FirePros don't do Witchers, FirePros do tectonic simulations

Jul 8, 2015 14:34 GMT  ·  By

Professional graphics cards are not really similar to consumer GPUs the like of GTX 980Ti or the Fury X and so forth. These are machines that share more with CPUs in their ability to work in networks and data racks than individual machines and are sturdier, more reliable pieces of technology than their fancy little sisters while also packing a lot more TFLOPS.

In this regard, AMD announced its newest professional graphics card, the FirePro S9170. Its main addition compared to the existing S9150 is its slight increase of single precision TFLOPS from 5.07 to 5.24 and most obviously the increase of available memory from 16GB GDDR5 to 32GB.

Designed for intensive workloads in terms of pure calculation, the new card aims to become ominous in data centers of government agencies, universities and private companies that specialize in industrial design or 3D modeling.

The 32GB of memory is the largest available on a single GPU and will enable the acceleration of scientific calculations that were previously thought impossible. The latest large OpenCL codes require large space on a single graphics card to operate properly, and the size and the available TFLOPS helps running programs much faster than storing them on DRAM or on HDDs.

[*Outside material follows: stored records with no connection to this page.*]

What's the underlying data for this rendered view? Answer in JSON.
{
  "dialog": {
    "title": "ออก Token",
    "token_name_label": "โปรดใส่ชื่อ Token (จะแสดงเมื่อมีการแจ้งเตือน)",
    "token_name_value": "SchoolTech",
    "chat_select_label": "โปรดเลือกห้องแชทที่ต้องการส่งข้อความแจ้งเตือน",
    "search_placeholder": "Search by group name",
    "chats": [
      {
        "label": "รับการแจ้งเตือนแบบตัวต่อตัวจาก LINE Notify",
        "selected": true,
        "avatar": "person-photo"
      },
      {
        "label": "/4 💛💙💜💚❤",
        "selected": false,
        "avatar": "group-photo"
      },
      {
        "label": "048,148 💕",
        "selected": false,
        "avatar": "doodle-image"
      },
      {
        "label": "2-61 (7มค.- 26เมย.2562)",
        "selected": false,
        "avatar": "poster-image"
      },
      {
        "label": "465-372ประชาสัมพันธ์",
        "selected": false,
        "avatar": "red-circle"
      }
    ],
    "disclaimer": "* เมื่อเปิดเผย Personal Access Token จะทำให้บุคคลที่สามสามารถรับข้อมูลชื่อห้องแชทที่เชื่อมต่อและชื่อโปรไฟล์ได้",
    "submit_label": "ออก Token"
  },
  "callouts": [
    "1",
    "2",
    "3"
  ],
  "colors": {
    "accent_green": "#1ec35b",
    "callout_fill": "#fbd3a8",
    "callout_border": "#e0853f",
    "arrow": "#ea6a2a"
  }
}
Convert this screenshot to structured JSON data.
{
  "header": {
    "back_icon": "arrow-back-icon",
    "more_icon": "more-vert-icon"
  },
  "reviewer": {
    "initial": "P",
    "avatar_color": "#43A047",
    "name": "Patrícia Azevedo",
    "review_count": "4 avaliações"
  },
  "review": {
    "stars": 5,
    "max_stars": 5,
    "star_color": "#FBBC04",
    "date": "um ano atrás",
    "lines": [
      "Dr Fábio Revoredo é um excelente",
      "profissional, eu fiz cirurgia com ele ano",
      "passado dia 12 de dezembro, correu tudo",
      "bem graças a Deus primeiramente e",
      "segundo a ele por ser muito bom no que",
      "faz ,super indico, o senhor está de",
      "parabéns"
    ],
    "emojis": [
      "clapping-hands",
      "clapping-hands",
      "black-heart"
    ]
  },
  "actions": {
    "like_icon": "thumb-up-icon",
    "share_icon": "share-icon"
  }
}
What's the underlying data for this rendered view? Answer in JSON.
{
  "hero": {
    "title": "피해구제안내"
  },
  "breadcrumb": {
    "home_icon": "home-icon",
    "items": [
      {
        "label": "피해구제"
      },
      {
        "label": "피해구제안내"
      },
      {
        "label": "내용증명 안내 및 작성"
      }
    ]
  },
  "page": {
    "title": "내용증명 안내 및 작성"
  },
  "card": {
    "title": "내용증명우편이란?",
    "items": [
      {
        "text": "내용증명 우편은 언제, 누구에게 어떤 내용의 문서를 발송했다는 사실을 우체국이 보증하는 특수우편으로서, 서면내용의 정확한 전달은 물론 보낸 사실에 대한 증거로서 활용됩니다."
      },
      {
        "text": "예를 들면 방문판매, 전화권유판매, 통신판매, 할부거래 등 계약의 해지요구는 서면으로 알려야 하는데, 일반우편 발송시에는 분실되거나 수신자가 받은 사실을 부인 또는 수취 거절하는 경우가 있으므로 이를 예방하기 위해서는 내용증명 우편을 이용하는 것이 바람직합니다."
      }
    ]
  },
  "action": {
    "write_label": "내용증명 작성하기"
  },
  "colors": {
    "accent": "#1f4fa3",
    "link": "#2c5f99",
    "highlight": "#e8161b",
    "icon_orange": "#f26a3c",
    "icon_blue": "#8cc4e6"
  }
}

The new card also operates with 10% less energy than its predecessors, having 275W DTP, with an option of 235W, and with 40% better double precision performance while having a dual slot form factor and passive cooling.

Built on powerful design

The S9170 is, in fact, a larger, more powerful S9150 that had good merits of its own, managing to sustain 2TFLOPS of sustained DGEMM performance. The GPU is meant to accelerate applications by offloading compute-intensive tasks from the CPU, while the CPU continues to run the rest of the code.

Asked on why the new S9170 doesn't use HBM memory instead of GDDR5, Niles Burbank, the senior product manager at AMD, said that "GDDR5 memory modules are more reliable for heavy-duty computing and load-sharing than the new HBM memory chips presently found on the Radeon R9 Fury X."

Although he may be right, it still shows how experimental the new HBM memory racks still are, and why AMD still goes for the good old GDDR5 when having to build industrial-grade failsafe graphics solutions.

Although we don't have an exact price, it's expected to see the new FirePro S9170 at around $4000 (3 625) street price.